The T2 processor runs at around 95 watts, according to Keep, and can rev as high as 123 watts for the 1.4 GHz, eight-core version running full tilt boogie. The top-end T1 part ran at around 79 watts at 1.4 GHz, and had a nominal thermal design point of 72 watts.
On Web infrastructure benchmarks, the T5220 is able to handle about 2.5 times as many network connections as the T2000 server it replaces in the Sun lineup, and uses one third as many network ports to accomplish this task. On floating point workloads, Sun is seeing as much as a factor of 35 times improvement in performance, with a factor of eight owing to the move from one to eight floating point units and the inclusion of some native floating point instructions that were implemented in software on the T1 that are now implemented in hardware supplying a lot of the remaining boost in number-crunching performance. The increased memory and I/O bandwidth of the T2-based machines is also boosting floating point performance as well, and that might mean Sun might see a little bit more action with the Niagara line in the life sciences and in financial services. Some big financial institutions are examining T2 machines for Monte Carlo and other risk analysis simulations right now, in fact.
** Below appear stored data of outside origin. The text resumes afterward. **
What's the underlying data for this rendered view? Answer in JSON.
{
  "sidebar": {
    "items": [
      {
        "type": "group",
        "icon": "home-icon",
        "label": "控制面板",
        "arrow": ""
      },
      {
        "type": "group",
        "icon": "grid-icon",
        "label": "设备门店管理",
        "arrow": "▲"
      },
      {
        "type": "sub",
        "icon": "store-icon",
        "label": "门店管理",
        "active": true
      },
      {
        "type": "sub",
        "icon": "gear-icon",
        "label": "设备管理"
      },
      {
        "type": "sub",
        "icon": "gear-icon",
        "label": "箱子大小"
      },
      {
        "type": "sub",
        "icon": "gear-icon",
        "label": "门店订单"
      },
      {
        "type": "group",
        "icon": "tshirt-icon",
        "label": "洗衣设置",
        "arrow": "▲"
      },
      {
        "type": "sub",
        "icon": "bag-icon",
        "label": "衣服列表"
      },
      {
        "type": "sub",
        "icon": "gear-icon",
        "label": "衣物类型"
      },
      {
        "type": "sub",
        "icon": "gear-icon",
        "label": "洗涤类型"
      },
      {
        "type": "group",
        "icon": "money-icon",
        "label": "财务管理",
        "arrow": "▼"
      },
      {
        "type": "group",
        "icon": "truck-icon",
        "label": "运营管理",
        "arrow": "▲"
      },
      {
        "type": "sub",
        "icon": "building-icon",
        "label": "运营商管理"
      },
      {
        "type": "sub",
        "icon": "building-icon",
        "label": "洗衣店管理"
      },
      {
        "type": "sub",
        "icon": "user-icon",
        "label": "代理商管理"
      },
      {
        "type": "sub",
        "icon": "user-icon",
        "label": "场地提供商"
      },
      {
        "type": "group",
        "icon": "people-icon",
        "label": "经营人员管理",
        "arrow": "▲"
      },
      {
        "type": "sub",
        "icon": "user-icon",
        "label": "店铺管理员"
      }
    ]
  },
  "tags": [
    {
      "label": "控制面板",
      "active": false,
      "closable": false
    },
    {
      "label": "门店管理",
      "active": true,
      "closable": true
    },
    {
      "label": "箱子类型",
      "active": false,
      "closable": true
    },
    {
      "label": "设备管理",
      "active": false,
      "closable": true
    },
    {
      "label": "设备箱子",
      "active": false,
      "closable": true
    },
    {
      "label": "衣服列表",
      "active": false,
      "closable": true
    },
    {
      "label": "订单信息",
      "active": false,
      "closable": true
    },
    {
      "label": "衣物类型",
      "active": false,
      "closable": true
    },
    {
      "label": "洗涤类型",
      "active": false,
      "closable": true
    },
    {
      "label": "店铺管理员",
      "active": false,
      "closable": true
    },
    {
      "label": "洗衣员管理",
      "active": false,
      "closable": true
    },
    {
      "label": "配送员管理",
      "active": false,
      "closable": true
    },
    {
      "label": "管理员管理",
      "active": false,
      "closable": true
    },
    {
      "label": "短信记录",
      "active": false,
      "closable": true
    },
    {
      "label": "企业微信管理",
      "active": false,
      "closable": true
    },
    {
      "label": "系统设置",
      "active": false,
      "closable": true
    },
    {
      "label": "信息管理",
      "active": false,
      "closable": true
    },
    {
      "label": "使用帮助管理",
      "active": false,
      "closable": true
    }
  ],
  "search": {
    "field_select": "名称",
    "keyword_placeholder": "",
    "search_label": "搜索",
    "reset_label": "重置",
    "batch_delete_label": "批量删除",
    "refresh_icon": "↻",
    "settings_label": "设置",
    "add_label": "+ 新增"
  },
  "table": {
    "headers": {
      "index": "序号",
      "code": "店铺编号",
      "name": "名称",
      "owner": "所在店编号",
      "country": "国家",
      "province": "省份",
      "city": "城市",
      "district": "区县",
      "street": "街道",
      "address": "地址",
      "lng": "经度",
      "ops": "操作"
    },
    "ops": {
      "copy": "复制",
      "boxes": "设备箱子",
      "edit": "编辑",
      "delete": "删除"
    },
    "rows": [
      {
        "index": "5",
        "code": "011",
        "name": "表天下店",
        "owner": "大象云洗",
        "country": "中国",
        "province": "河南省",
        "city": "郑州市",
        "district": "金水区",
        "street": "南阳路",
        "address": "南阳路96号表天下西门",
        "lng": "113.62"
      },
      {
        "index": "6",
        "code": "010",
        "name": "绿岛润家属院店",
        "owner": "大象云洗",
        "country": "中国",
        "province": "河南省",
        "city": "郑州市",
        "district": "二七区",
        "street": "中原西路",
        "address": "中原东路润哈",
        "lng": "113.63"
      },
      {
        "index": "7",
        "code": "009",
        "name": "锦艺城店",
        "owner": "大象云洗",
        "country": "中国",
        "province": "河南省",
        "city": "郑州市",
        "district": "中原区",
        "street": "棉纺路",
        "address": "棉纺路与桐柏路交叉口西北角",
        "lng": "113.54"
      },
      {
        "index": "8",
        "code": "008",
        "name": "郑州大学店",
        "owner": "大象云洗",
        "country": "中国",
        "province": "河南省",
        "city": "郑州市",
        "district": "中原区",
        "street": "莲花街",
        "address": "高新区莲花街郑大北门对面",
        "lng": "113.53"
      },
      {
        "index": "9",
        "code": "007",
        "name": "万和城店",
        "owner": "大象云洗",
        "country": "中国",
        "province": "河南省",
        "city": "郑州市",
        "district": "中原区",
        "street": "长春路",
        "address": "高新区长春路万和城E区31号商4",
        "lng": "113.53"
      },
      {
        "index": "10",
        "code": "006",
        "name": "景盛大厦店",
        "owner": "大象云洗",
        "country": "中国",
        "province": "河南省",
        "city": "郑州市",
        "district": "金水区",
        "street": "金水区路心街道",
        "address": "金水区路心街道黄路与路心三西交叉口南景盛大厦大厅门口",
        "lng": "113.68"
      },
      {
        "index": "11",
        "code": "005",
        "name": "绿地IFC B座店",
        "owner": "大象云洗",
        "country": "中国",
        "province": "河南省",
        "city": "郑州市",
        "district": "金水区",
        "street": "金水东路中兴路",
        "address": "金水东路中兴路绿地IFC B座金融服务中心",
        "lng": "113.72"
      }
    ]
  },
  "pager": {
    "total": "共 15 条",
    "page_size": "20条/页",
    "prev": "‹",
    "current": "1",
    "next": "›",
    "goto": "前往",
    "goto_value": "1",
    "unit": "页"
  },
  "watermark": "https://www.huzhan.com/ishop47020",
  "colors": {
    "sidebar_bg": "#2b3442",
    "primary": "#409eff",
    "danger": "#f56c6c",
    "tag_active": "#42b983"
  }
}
The new Sparc T2-based machines come preloaded with Solaris 10 at the 8/07 update level as well as the Sun Studio 12 compiler, add-ons for programming the Niagara machines, and a 90-day evaluation version of the Java Enterprise System middleware stack. Ubuntu 7.10 Linux, which is in beta, has also been certified on the box. The T1 servers ran earlier releases of Ubuntu, and Solaris and Ubuntu can be mixed inside Sun's Logical Domain (LDom) partitions on these machines.